Santilli is clearly a fan of David Lynch, and the film wears that appreciation on its sleeve. The prison escape cold open gives way to Merl’s bedroom in typical Lynchian style; a rapid, handheld push into Merl’s sleeping face, accompanied by a loud whoosh. If the reference leans a little bit into replication, it’s certainly effective. Where Lynch’s Mullholland Dr., for example, suggests the duality of a Los Angeles that plays host both to dreams and the waking nightmares that live inside them, so too does In the Mouth posit that an entirely new world can quite literally be found inside yourself.
Lynchian influences aside, the intense, isolating shadows of the black-and-white photography and the camera’s canted angles all illustrate Merl’s instability without much unnecessary fanfare. The film possesses genuine confidence in its point of view, where being unmoored is part of the fabric of the film, rather than made up of tacked-on flourishes. What fanfare there is, like the giant clone of Merl’s head in the yard, is done practically, eschewing whatever cheap cgi effects a film of this budget might afford for something more real – essentially placing a filmed image of Burgess’s head in the frame that moves exactly as Merl moves. The cumulative effect of all this is direct and impactful, a world that is at once suggested to be something not of our own, but with a tactility, unfortunately for someone like Merl, that’s all too real.
Merl lives in a lonely, self-contained world of his own making. Terrified of going outside, he tries, sometimes pitifully, to live a normal life within the confines of his home. But after three months his landlord is hounding him for unpaid rent. Desperately in need of rent money, Merl accepts Larry, who just needs a place to hide out, into his house, though the constant news coverage of Larry’s prison escape puts him under constant fear that Merl might find him out. Little does Larry know that Merl is so lost inside his own troubled world that he never puts two and two together.
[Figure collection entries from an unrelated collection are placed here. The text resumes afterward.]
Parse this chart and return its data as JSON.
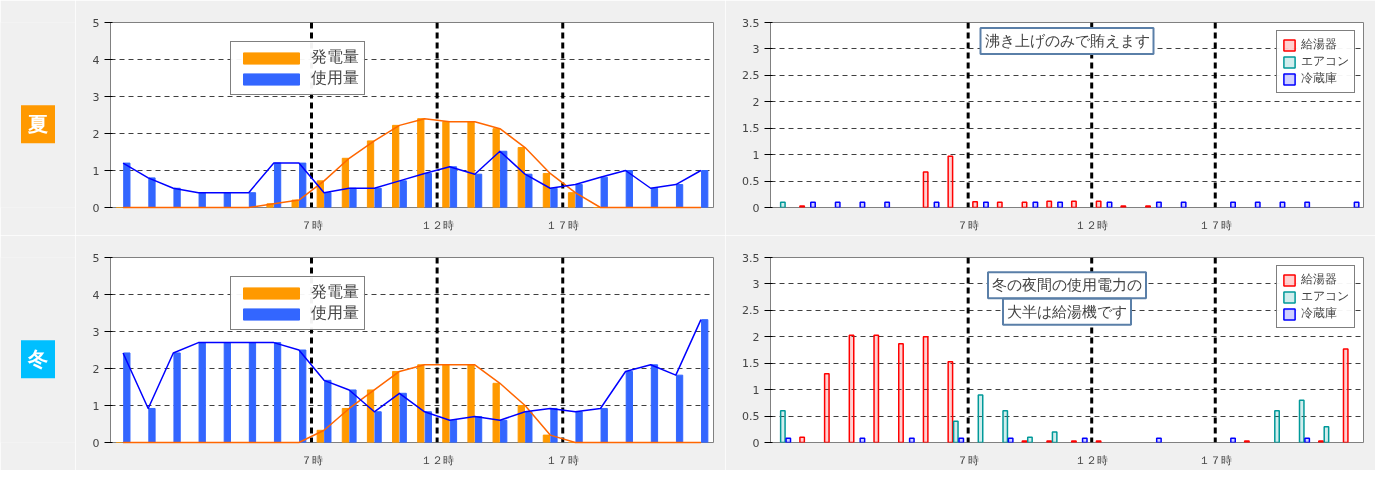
{
  "chart_data": [
    {
      "type": "bar",
      "title": "夏",
      "x": [
        -0.5,
        0.5,
        1.5,
        2.5,
        3.5,
        4.5,
        5.5,
        6.5,
        7.5,
        8.5,
        9.5,
        10.5,
        11.5,
        12.5,
        13.5,
        14.5,
        15.5,
        16.5,
        17.5,
        18.5,
        19.5,
        20.5,
        21.5,
        22.5
      ],
      "xlim": [
        -1,
        23
      ],
      "xticks": [
        {
          "value": 7,
          "label": "７時"
        },
        {
          "value": 12,
          "label": "１２時"
        },
        {
          "value": 17,
          "label": "１７時"
        }
      ],
      "ylim": [
        0,
        5
      ],
      "yticks": [
        0,
        1,
        2,
        3,
        4,
        5
      ],
      "grid": "y",
      "legend": "top",
      "ref_lines": [
        {
          "axis": "x",
          "value": 7,
          "color": "#000000",
          "line_style": "dashed"
        },
        {
          "axis": "x",
          "value": 12,
          "color": "#000000",
          "line_style": "dashed"
        },
        {
          "axis": "x",
          "value": 17,
          "color": "#000000",
          "line_style": "dashed"
        }
      ],
      "series": [
        {
          "name": "発電量",
          "color": "#ff9900",
          "values": [
            0,
            0,
            0,
            0,
            0,
            0,
            0.1,
            0.2,
            0.72,
            1.33,
            1.8,
            2.22,
            2.4,
            2.32,
            2.32,
            2.13,
            1.62,
            0.92,
            0.4,
            0,
            0,
            0,
            0,
            0
          ]
        },
        {
          "name": "使用量",
          "color": "#3366ff",
          "values": [
            1.2,
            0.8,
            0.52,
            0.4,
            0.4,
            0.4,
            1.2,
            1.2,
            0.4,
            0.52,
            0.52,
            0.72,
            0.92,
            1.1,
            0.9,
            1.52,
            0.9,
            0.52,
            0.62,
            0.82,
            1.0,
            0.52,
            0.62,
            1.0
          ]
        },
        {
          "type": "line",
          "color": "#ff6600",
          "values": [
            0,
            0,
            0,
            0,
            0,
            0,
            0.1,
            0.2,
            0.72,
            1.33,
            1.8,
            2.22,
            2.4,
            2.32,
            2.32,
            2.13,
            1.62,
            0.92,
            0.4,
            0,
            0,
            0,
            0,
            0
          ]
        },
        {
          "type": "line",
          "color": "#0000ff",
          "values": [
            1.2,
            0.8,
            0.52,
            0.4,
            0.4,
            0.4,
            1.2,
            1.2,
            0.4,
            0.52,
            0.52,
            0.72,
            0.92,
            1.1,
            0.9,
            1.52,
            0.9,
            0.52,
            0.62,
            0.82,
            1.0,
            0.52,
            0.62,
            1.0
          ]
        }
      ]
    },
    {
      "type": "bar",
      "x": [
        -0.5,
        0.5,
        1.5,
        2.5,
        3.5,
        4.5,
        5.5,
        6.5,
        7.5,
        8.5,
        9.5,
        10.5,
        11.5,
        12.5,
        13.5,
        14.5,
        15.5,
        16.5,
        17.5,
        18.5,
        19.5,
        20.5,
        21.5,
        22.5
      ],
      "xlim": [
        -1,
        23
      ],
      "xticks": [
        {
          "value": 7,
          "label": "７時"
        },
        {
          "value": 12,
          "label": "１２時"
        },
        {
          "value": 17,
          "label": "１７時"
        }
      ],
      "ylim": [
        0,
        3.5
      ],
      "yticks": [
        0,
        0.5,
        1,
        1.5,
        2,
        2.5,
        3,
        3.5
      ],
      "grid": "y",
      "legend": "top right",
      "annotations": [
        "沸き上げのみで賄えます"
      ],
      "ref_lines": [
        {
          "axis": "x",
          "value": 7,
          "color": "#000000",
          "line_style": "dashed"
        },
        {
          "axis": "x",
          "value": 12,
          "color": "#000000",
          "line_style": "dashed"
        },
        {
          "axis": "x",
          "value": 17,
          "color": "#000000",
          "line_style": "dashed"
        }
      ],
      "series": [
        {
          "name": "給湯器",
          "color": "#ff0000",
          "values": [
            null,
            0.03,
            null,
            null,
            null,
            null,
            0.67,
            0.97,
            0.11,
            0.1,
            0.1,
            0.12,
            0.12,
            0.12,
            0.03,
            0.03,
            null,
            null,
            null,
            null,
            null,
            null,
            null,
            null
          ]
        },
        {
          "name": "エアコン",
          "color": "#009999",
          "values": [
            0.1,
            null,
            null,
            null,
            null,
            null,
            null,
            null,
            null,
            null,
            null,
            null,
            null,
            null,
            null,
            null,
            null,
            null,
            null,
            null,
            null,
            null,
            null,
            null
          ]
        },
        {
          "name": "冷蔵庫",
          "color": "#0000ff",
          "values": [
            null,
            0.1,
            0.1,
            0.1,
            0.1,
            null,
            0.1,
            null,
            0.1,
            null,
            0.1,
            0.1,
            null,
            0.1,
            null,
            0.1,
            0.1,
            null,
            0.1,
            0.1,
            0.1,
            0.1,
            null,
            0.1
          ]
        }
      ]
    },
    {
      "type": "bar",
      "title": "冬",
      "x": [
        -0.5,
        0.5,
        1.5,
        2.5,
        3.5,
        4.5,
        5.5,
        6.5,
        7.5,
        8.5,
        9.5,
        10.5,
        11.5,
        12.5,
        13.5,
        14.5,
        15.5,
        16.5,
        17.5,
        18.5,
        19.5,
        20.5,
        21.5,
        22.5
      ],
      "xlim": [
        -1,
        23
      ],
      "xticks": [
        {
          "value": 7,
          "label": "７時"
        },
        {
          "value": 12,
          "label": "１２時"
        },
        {
          "value": 17,
          "label": "１７時"
        }
      ],
      "ylim": [
        0,
        5
      ],
      "yticks": [
        0,
        1,
        2,
        3,
        4,
        5
      ],
      "grid": "y",
      "legend": "top",
      "ref_lines": [
        {
          "axis": "x",
          "value": 7,
          "color": "#000000",
          "line_style": "dashed"
        },
        {
          "axis": "x",
          "value": 12,
          "color": "#000000",
          "line_style": "dashed"
        },
        {
          "axis": "x",
          "value": 17,
          "color": "#000000",
          "line_style": "dashed"
        }
      ],
      "series": [
        {
          "name": "発電量",
          "color": "#ff9900",
          "values": [
            0,
            0,
            0,
            0,
            0,
            0,
            0,
            0,
            0.33,
            0.92,
            1.42,
            1.92,
            2.1,
            2.1,
            2.1,
            1.6,
            1.0,
            0.2,
            0,
            0,
            0,
            0,
            0,
            0
          ]
        },
        {
          "name": "使用量",
          "color": "#3366ff",
          "values": [
            2.42,
            0.92,
            2.42,
            2.7,
            2.7,
            2.7,
            2.7,
            2.5,
            1.68,
            1.42,
            0.83,
            1.33,
            0.83,
            0.6,
            0.7,
            0.6,
            0.83,
            0.92,
            0.83,
            0.92,
            1.92,
            2.1,
            1.82,
            3.32
          ]
        },
        {
          "type": "line",
          "color": "#ff6600",
          "values": [
            0,
            0,
            0,
            0,
            0,
            0,
            0,
            0,
            0.33,
            0.92,
            1.42,
            1.92,
            2.1,
            2.1,
            2.1,
            1.6,
            1.0,
            0.2,
            0,
            0,
            0,
            0,
            0,
            0
          ]
        },
        {
          "type": "line",
          "color": "#0000ff",
          "values": [
            2.42,
            0.92,
            2.42,
            2.7,
            2.7,
            2.7,
            2.7,
            2.5,
            1.68,
            1.42,
            0.83,
            1.33,
            0.83,
            0.6,
            0.7,
            0.6,
            0.83,
            0.92,
            0.83,
            0.92,
            1.92,
            2.1,
            1.82,
            3.32
          ]
        }
      ]
    },
    {
      "type": "bar",
      "x": [
        -0.5,
        0.5,
        1.5,
        2.5,
        3.5,
        4.5,
        5.5,
        6.5,
        7.5,
        8.5,
        9.5,
        10.5,
        11.5,
        12.5,
        13.5,
        14.5,
        15.5,
        16.5,
        17.5,
        18.5,
        19.5,
        20.5,
        21.5,
        22.5
      ],
      "xlim": [
        -1,
        23
      ],
      "xticks": [
        {
          "value": 7,
          "label": "７時"
        },
        {
          "value": 12,
          "label": "１２時"
        },
        {
          "value": 17,
          "label": "１７時"
        }
      ],
      "ylim": [
        0,
        3.5
      ],
      "yticks": [
        0,
        0.5,
        1,
        1.5,
        2,
        2.5,
        3,
        3.5
      ],
      "grid": "y",
      "legend": "top right",
      "annotations": [
        "冬の夜間の使用電力の",
        "大半は給湯機です"
      ],
      "ref_lines": [
        {
          "axis": "x",
          "value": 7,
          "color": "#000000",
          "line_style": "dashed"
        },
        {
          "axis": "x",
          "value": 12,
          "color": "#000000",
          "line_style": "dashed"
        },
        {
          "axis": "x",
          "value": 17,
          "color": "#000000",
          "line_style": "dashed"
        }
      ],
      "series": [
        {
          "name": "給湯器",
          "color": "#ff0000",
          "values": [
            null,
            0.1,
            1.3,
            2.03,
            2.03,
            1.87,
            2.0,
            1.53,
            null,
            null,
            0.03,
            0.03,
            0.03,
            0.03,
            null,
            null,
            null,
            null,
            null,
            0.03,
            null,
            null,
            0.03,
            1.77
          ]
        },
        {
          "name": "エアコン",
          "color": "#009999",
          "values": [
            0.6,
            null,
            null,
            null,
            null,
            null,
            null,
            0.4,
            0.9,
            0.6,
            0.1,
            0.2,
            null,
            null,
            null,
            null,
            null,
            null,
            null,
            null,
            0.6,
            0.8,
            0.3,
            null
          ]
        },
        {
          "name": "冷蔵庫",
          "color": "#0000ff",
          "values": [
            0.08,
            null,
            null,
            0.08,
            null,
            0.08,
            null,
            0.08,
            null,
            0.08,
            null,
            null,
            0.08,
            null,
            null,
            0.08,
            null,
            null,
            0.08,
            null,
            null,
            0.08,
            null,
            null
          ]
        }
      ]
    }
  ]
}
In their early days together, Merl’s eccentricities and Larry’s shadiness bounce off each other in a familiar, odd couple-esque comic register, the byproduct of which reveals a deeper sense of longing for companionship in the former, and a softer side in the latter. A very sweet scene, for example, shows Merl looking through binoculars inside the house as he instructs Larry which apples to pick from the orchard next door. But the idyll Merl and Larry seem to establish for themselves in the first two days of their cohabitation, of course, can’t survive. The news is still reporting on Larry’s escape, and when it seems like Merl might have a flash of recognition, Larry knows he has to do something. He tells his associates, who visit the house to bring him his share of the job they pulled and check on him, that Merl has set up cameras all around the house in fear of the escaped convict. Their instruction: put Merl “on ice.”
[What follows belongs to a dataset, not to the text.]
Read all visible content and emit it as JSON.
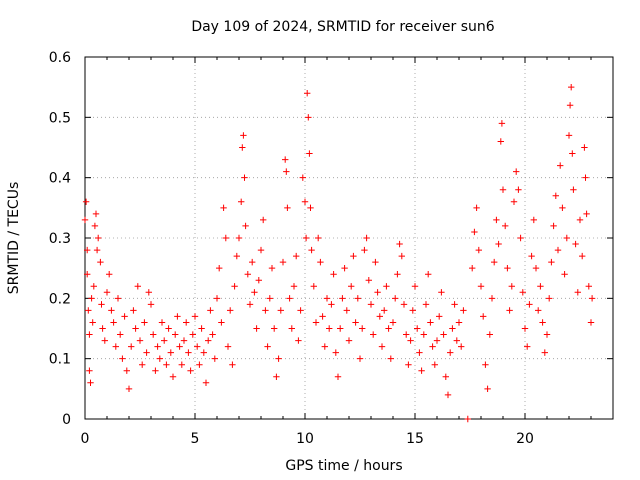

For his part, Burgess and Santilli portray Merl with the utmost sincerity; never belittling or making light of his anxieties, however unformed or vague they appear to be, which is a refreshing choice for a film whose increasingly desperate stakes and violent consequences could easily exploit such treatment. The giant head in Merl’s front yard might be a blunt metaphor for his personal problems, but as both a narrative and thematic device Santilli is able to get good mileage out of it. Having reached the brink of utter self-destruction, Merl can finally see that his means of healing, rather than of repression, are literally waiting for him in his front yard. The sheer strangeness of the sight of Merl walking into his own gaping mouth is enough for a few laughs, as is the film’s quite literally ascendent final sequence, but through Burgess’ portrayal, it bears the sincere inflection necessary to pull off its emotional punch.
Published as part of Slamdance Film Festival 2025 — Dispatch 1.